According to Stratégie Grains, 2023-24 EU soft-wheat production is now seen at 129.3Mt, up from a December estimate for 128.7Mt. Winter wheat is so far in good condition and plantings were above the five-year average. Barley production was trimmed by 0.2Mt, to 52.3Mt (51.4Mt previous year).
Ukrainian farmers have harvested 23.5Mt of corn from 3.6Mha, according to government figures released on Friday.
India is set to harvest a record wheat crop (+5pc to 112Mt) this season as favourable weather and heat-resistant seeds are expected to boost yields, according to the head of the Indian Institute of Wheat and Barley Research.
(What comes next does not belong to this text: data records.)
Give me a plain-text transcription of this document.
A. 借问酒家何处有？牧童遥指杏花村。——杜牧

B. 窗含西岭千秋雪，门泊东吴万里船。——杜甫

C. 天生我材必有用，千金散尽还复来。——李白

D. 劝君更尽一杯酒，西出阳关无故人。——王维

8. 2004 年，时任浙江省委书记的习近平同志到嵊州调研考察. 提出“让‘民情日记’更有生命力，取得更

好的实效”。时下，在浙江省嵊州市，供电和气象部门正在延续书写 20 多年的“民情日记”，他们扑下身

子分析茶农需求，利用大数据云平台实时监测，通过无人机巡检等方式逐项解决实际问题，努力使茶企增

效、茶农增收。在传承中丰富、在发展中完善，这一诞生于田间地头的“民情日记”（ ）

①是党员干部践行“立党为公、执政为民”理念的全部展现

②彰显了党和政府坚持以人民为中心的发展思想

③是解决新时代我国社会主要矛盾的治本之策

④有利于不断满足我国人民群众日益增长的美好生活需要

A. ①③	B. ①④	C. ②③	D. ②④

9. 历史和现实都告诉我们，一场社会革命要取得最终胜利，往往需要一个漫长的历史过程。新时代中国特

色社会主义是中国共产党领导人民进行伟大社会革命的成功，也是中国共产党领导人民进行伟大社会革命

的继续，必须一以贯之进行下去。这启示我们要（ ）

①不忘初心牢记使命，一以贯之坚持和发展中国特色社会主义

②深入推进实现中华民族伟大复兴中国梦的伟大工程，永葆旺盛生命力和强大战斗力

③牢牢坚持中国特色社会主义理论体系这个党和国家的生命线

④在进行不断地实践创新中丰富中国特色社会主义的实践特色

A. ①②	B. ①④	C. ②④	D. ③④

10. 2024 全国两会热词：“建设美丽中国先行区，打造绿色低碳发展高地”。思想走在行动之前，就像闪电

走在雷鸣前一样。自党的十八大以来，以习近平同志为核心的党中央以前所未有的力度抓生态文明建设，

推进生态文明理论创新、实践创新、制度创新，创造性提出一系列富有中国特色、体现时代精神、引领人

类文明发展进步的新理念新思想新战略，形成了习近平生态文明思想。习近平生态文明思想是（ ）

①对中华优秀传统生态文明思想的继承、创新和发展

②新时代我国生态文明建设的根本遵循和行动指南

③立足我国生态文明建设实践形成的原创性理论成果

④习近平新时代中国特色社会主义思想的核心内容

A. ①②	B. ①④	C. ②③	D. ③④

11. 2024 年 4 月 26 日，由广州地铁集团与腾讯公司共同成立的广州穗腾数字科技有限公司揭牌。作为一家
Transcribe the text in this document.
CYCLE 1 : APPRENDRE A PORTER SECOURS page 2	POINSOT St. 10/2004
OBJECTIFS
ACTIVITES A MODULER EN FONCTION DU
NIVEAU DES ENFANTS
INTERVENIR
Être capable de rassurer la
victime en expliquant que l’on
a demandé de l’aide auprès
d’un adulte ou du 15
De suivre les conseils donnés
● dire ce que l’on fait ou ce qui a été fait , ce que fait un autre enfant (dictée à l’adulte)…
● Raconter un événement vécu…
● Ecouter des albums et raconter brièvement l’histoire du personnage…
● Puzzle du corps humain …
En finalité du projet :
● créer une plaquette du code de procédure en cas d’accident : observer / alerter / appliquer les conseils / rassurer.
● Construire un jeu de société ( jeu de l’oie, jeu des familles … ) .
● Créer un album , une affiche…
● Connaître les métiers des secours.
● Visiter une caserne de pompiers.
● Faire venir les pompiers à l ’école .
South Korean flour millers reportedly purchased 80,000 tonnes of milling wheat from the US for Mar/Apr shipment, including SW wheat (9.5pc-11.0pc min protein) at $308-$309 fob, SW wheat (8.5pc) at $310-$312 fob, HRW (11.5pc) at $371 fob and NS/DNS (14pc) at $387-$388 fob.
Local markets held their breath for the USDA report at the end of last week which, in the end, did not provide any pivotal turning points. Shorts are still dominating the feed grain market with delivered SFW firming toward the end of the week for prompt demand. The same can be said for barley, while domestic shorts are squeezed, track values are reasonably stagnant. Milling demand is also fairly stagnant with little to no export demand presence in the east coast at the moment.
You could throw a handkerchief over wheat values as spreads from milling to feed have been crunched. We are rounding the final bend for harvest. Looming wet weather on the 10-day forecast will no doubt provide an incentive to get it done. The sorghum crop will benefit from this rain though as crops had been under moisture stress through late December early Jan.
GIWA released its January crop report on Friday with another big revision to numbers, with total production now seen at 26.14Mt, 2Mt higher than the 2021-22 WA record. Wheat production is now pegged at 13.9Mt and canola at 4.3Mt. The report noted that whilst most growers are winding up getting the grain off, there is still a long way to go to move what is on-farm into the bin, particularly in the south of the state.